Dalle recenti indagini emerge che esiste una stretta relazione tra la pubblicità ed alcune delle problematiche che caratterizzano la società, in particolare quelle categorie più “deboli”, quali possono essere minori e anziani; si tratta di problematiche di varia natura, che possono risultare più o meno gravi, a seconda che riguardino la salute psico-fisica dell’individuo o più semplicemente la diffusione di idee e visioni della realtà spesso fuorvianti (enfatizzando troppo certi valori a discapito di altri). I pubblicitari hanno pertanto una grande responsabilità sociale, in quanto il loro compito non è solo quello di indirizzare l’uomo verso l’acquisizione continua di beni materiali, ma di promuovere una vera comunicazione che porti alla crescita, allo sviluppo ed alla maturazione dell’uomo stesso, nel rispetto di sé e degli altri.
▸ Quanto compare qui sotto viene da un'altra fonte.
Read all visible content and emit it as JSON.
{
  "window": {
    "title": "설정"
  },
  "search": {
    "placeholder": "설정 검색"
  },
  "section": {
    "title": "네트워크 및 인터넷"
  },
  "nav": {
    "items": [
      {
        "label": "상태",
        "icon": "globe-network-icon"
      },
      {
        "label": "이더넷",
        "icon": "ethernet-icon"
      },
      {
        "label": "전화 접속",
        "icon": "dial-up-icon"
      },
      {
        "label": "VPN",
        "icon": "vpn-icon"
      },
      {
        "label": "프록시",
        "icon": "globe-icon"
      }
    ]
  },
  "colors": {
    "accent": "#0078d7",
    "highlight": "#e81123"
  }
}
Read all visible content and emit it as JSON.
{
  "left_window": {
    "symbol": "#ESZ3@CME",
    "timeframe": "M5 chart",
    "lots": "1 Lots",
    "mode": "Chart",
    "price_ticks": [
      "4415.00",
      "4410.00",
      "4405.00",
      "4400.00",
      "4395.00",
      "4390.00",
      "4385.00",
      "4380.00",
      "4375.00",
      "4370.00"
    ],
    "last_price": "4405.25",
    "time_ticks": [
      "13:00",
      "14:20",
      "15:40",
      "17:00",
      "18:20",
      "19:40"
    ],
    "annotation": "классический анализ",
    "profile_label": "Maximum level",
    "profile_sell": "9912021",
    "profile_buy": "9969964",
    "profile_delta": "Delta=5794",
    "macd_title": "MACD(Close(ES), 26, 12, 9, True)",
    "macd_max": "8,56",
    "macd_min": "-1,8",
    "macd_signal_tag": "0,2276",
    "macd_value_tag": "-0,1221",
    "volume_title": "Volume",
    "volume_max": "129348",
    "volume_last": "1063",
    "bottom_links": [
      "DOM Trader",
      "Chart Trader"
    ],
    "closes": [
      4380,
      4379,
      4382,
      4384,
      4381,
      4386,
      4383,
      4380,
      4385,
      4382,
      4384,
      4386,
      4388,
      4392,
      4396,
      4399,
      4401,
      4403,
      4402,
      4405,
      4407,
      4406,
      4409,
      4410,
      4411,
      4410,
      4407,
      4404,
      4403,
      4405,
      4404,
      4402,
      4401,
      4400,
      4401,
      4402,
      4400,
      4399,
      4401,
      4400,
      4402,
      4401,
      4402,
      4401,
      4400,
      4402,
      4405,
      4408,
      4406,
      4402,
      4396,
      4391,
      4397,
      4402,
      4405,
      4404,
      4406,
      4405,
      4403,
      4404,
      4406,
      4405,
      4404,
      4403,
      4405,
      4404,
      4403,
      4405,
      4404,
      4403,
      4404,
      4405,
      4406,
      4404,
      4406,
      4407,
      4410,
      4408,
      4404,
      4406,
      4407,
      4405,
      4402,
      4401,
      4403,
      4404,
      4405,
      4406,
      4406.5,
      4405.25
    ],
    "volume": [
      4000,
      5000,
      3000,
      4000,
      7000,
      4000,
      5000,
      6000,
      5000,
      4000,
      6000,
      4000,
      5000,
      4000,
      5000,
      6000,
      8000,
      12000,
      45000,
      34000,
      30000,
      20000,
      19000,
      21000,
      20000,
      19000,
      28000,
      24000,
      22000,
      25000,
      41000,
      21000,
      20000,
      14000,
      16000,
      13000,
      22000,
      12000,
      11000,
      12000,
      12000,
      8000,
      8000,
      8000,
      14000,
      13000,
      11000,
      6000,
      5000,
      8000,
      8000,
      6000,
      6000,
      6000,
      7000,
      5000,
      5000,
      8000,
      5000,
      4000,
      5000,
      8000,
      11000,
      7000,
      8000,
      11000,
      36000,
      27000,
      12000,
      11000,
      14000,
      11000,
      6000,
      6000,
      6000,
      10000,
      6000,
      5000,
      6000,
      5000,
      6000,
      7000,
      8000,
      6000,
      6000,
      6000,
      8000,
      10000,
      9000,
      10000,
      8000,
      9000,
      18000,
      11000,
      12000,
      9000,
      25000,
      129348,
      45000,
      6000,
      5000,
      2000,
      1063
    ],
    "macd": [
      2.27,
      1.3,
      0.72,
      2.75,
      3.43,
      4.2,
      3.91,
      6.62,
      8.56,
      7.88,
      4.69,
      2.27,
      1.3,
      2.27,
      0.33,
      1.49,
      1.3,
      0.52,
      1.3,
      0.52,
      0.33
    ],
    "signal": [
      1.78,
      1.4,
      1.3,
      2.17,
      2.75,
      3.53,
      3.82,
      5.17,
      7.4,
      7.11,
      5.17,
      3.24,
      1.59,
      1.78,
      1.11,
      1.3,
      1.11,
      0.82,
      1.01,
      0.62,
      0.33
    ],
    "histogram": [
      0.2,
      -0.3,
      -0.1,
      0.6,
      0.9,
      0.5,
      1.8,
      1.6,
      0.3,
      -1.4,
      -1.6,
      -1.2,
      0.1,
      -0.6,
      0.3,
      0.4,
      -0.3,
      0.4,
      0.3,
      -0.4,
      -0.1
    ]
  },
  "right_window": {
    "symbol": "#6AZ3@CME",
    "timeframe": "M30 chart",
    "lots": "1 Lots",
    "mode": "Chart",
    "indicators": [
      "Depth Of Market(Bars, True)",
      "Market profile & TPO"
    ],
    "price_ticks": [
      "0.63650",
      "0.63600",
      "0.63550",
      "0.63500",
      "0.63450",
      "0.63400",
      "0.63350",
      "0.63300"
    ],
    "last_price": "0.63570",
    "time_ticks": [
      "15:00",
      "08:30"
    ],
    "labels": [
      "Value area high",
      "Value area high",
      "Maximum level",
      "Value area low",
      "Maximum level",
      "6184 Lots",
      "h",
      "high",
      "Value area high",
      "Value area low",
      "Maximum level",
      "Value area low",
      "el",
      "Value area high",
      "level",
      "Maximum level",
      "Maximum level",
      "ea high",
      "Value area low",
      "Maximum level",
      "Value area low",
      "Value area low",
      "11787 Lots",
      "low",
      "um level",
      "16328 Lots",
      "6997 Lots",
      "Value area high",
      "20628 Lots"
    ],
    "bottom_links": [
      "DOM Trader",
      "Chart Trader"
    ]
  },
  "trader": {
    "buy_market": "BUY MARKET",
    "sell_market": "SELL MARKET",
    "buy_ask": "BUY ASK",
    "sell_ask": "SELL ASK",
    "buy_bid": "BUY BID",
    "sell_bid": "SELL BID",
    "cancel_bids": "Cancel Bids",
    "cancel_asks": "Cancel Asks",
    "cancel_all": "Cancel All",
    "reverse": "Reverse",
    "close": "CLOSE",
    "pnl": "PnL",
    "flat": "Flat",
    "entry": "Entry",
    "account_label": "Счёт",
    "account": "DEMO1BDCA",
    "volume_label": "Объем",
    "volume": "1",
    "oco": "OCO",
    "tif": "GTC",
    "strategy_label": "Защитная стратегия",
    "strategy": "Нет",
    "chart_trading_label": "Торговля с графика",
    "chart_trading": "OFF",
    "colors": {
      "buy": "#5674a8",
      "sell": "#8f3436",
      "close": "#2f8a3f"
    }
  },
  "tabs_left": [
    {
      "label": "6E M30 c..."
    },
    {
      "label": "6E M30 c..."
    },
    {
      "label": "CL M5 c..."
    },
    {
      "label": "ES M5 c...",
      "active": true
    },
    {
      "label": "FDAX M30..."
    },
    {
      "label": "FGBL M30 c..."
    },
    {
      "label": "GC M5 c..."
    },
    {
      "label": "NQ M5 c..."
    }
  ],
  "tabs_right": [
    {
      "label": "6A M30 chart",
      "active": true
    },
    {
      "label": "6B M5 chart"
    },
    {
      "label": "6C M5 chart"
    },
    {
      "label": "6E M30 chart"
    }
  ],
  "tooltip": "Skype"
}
La pubblicità ha, dunque, sempre un valore sociale, è una leva che fa girare l’economia. Ma è una leva particolare, visto che è veicolata dai mass-media e si rivolge ai sentimenti della popolazione.

 

La normativa giuridica esistente, per quanto ci siano stati nel corso degli anni notevoli sviluppi che hanno portato ad un aumento dei settori posti sotto controllo, rappresenta solo una forma di controllo parziale dell’attività pubblicitaria, in quanto la responsabilità, l’attenzione e il buon gusto sono norme non ascrivibili, norme cioè non presenti in nessun regolamento. Del resto però il concetto di responsabilità sociale sta prendendo sempre più piede nell’ambito della politica aziendale, se ne discute tra gli addetti ai lavori e tra un pubblico più ampio.

 

A questo punto sembra legittimo chiedersi se non sia necessario avviare un processo di cambiamento verso una nuova cultura della comunicazione, caratterizzata da nuovi linguaggi, nuove tecniche e nuovi atteggiamenti psicologici, più sensibile ai problemi che nascono dalla sua interazione con un ambiente in continua e rapida evoluzione: la spinta dovrebbe provenire in primis dai professionisti del settore, nonché dai loro committenti, che esercitano spesso forti pressioni sulle agenzie pubblicitarie e che, al contrario, dovrebbero acquisire consapevolezza riguardo non solo i benefici sul lato economico, ma anche le influenze negative che la pubblicità esercita su quello sociale e culturale, derivanti soprattutto dall’invadenza con la quale si propone e dalla ragnatela ideologica che i suoi messaggi costruiscono incessantemente giorno dopo giorno.

 

In questa tesi ho inoltre cercato di individuare, sulla base delle analisi svolte, dei parametric di riferimento che una pubblicità commerciale dovrebbe rispettare per ricevere il marchio di “conformità etica” e risultare socialmente responsabile e di conseguenza per concorrere alla costruzione di una “brand reputation” positiva. Alcune aziende si stanno già muovendo in questa direzione (è il caso di Heineken, Nastro Azzurro, Kraft, Vivident Xylit e Microsoft), ma la strada da percorrere è ancora abbastanza lunga e tortuosa: ne è una dimostrazione il fatto che in Italia, su 70 mila comunicatori attivi, il numero di adesioni alle diverse associazioni professionali non supera il valore di 5 mila. Meno del 10% dei comunicatori professionisti in attività è sufficientemente consapevole del suo lavoro da sentire l'esigenza di far parte di un’associazione professionale. E’ questo un indice esplicito della scarsa responsabilità sociale dei comunicatori (non solo in Italia) e ragion per cui ci auspichiamo che gli argomenti trattati diventino oggetto di riflessione di molti e che il fenomeno abbia ulteriori e positivi sviluppi.